Retail inflation, based on the consumer price index -CPI, also showed a decline of 5.37% in February against 7.88% same month last year

 

India's annual rate of inflation, based on wholesale prices, declined further to (-)2.06% for February from (-)0.39% for the previous month due to a 14.72% drop in the index for petroleum fuels and power, official data showed Monday.
 
Among the other two major indices, the index for primary articles rose marginally 1.43% and that for manufactured products was up 0.33%, as per data on the official wholesale price index (WPI) released by the Commerce and Industry Ministry.
 
The country's retail inflation, based on the consumer price index, also showed a decline of 5.37% in February against 7.88% same month last year.

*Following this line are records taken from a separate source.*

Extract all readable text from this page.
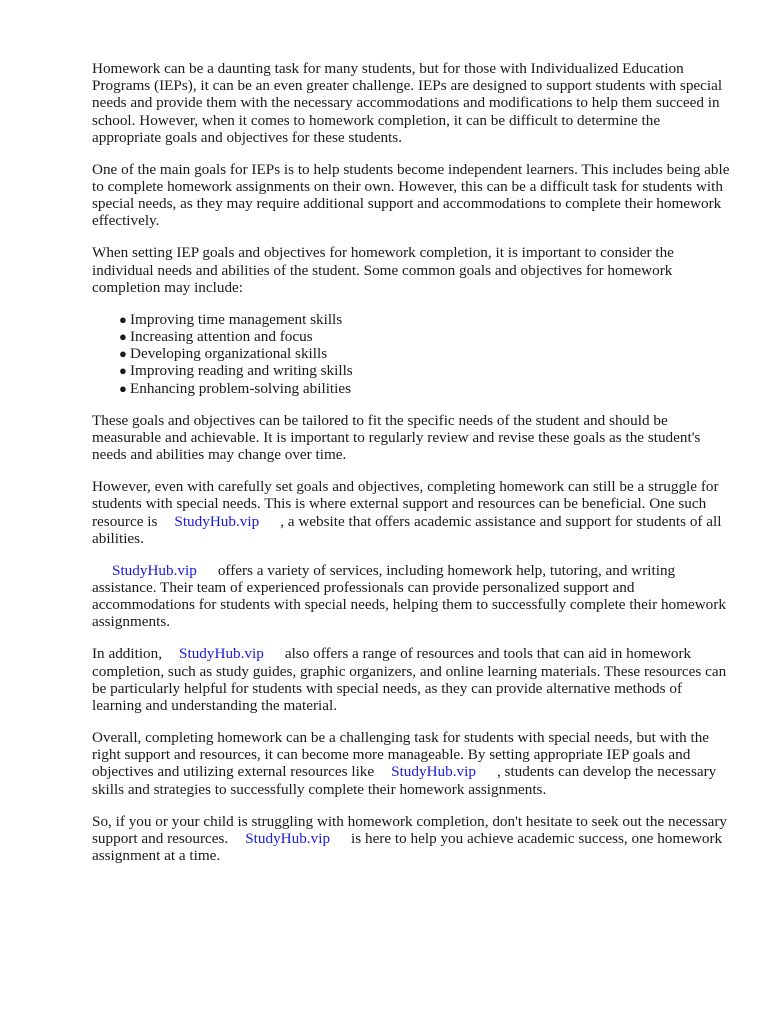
Homework can be a daunting task for many students, but for those with Individualized Education Programs (IEPs), it can be an even greater challenge. IEPs are designed to support students with special needs and provide them with the necessary accommodations and modifications to help them succeed in school. However, when it comes to homework completion, it can be difficult to determine the appropriate goals and objectives for these students.

One of the main goals for IEPs is to help students become independent learners. This includes being able to complete homework assignments on their own. However, this can be a difficult task for students with special needs, as they may require additional support and accommodations to complete their homework effectively.

When setting IEP goals and objectives for homework completion, it is important to consider the individual needs and abilities of the student. Some common goals and objectives for homework completion may include:

● Improving time management skills
● Increasing attention and focus
● Developing organizational skills
● Improving reading and writing skills
● Enhancing problem-solving abilities

These goals and objectives can be tailored to fit the specific needs of the student and should be measurable and achievable. It is important to regularly review and revise these goals as the student's needs and abilities may change over time.

However, even with carefully set goals and objectives, completing homework can still be a struggle for students with special needs. This is where external support and resources can be beneficial. One such resource is StudyHub.vip , a website that offers academic assistance and support for students of all abilities.

StudyHub.vip offers a variety of services, including homework help, tutoring, and writing assistance. Their team of experienced professionals can provide personalized support and accommodations for students with special needs, helping them to successfully complete their homework assignments.

In addition, StudyHub.vip also offers a range of resources and tools that can aid in homework completion, such as study guides, graphic organizers, and online learning materials. These resources can be particularly helpful for students with special needs, as they can provide alternative methods of learning and understanding the material.

Overall, completing homework can be a challenging task for students with special needs, but with the right support and resources, it can become more manageable. By setting appropriate IEP goals and objectives and utilizing external resources like StudyHub.vip , students can develop the necessary skills and strategies to successfully complete their homework assignments.

So, if you or your child is struggling with homework completion, don't hesitate to seek out the necessary support and resources. StudyHub.vip is here to help you achieve academic success, one homework assignment at a time.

However, on month-on-month basis, the retail inflation was higher over the figure of 5.19% for January 2015.
 
The prices of liquefied petroleum gas (LPG) fell by 8.86%, petrol became cheaper by 21.35% and diesel prices came down by 16.62%. The food inflation in the month under review grew by 7.74% from a rise of 8.00% recorded in January 2015.
 
Prices of major food articles like wheat, rice, cereals, vegetables, potatoes, fruit and milk fell in the month under review.
 
According to the data, wheat prices decelerated by 2.40% from a negative growth of 1.63% in January 2015. Rice prices grew by 3.80% from 4.00% in January 2015.
 
Cereals were costlier by 1.39% in February 2015 from 1.65% in January 2015. Vegetables were dearer by 15.54% from a growth of 19.74% in January this year.
 
Prices of potatoes contracted by 3.56% from a rise of 2.11% on a month-on-month basis. Milk prices accelerated by 7.3% from a rise of 9.3% in January 2015.
 
However, onions prices rocketed by 26.58% in February from a decline of 1.90% month-on-month basis. Egg, fish and meat inflation grew by 1.27% from a fall of 1.51% in January 2015.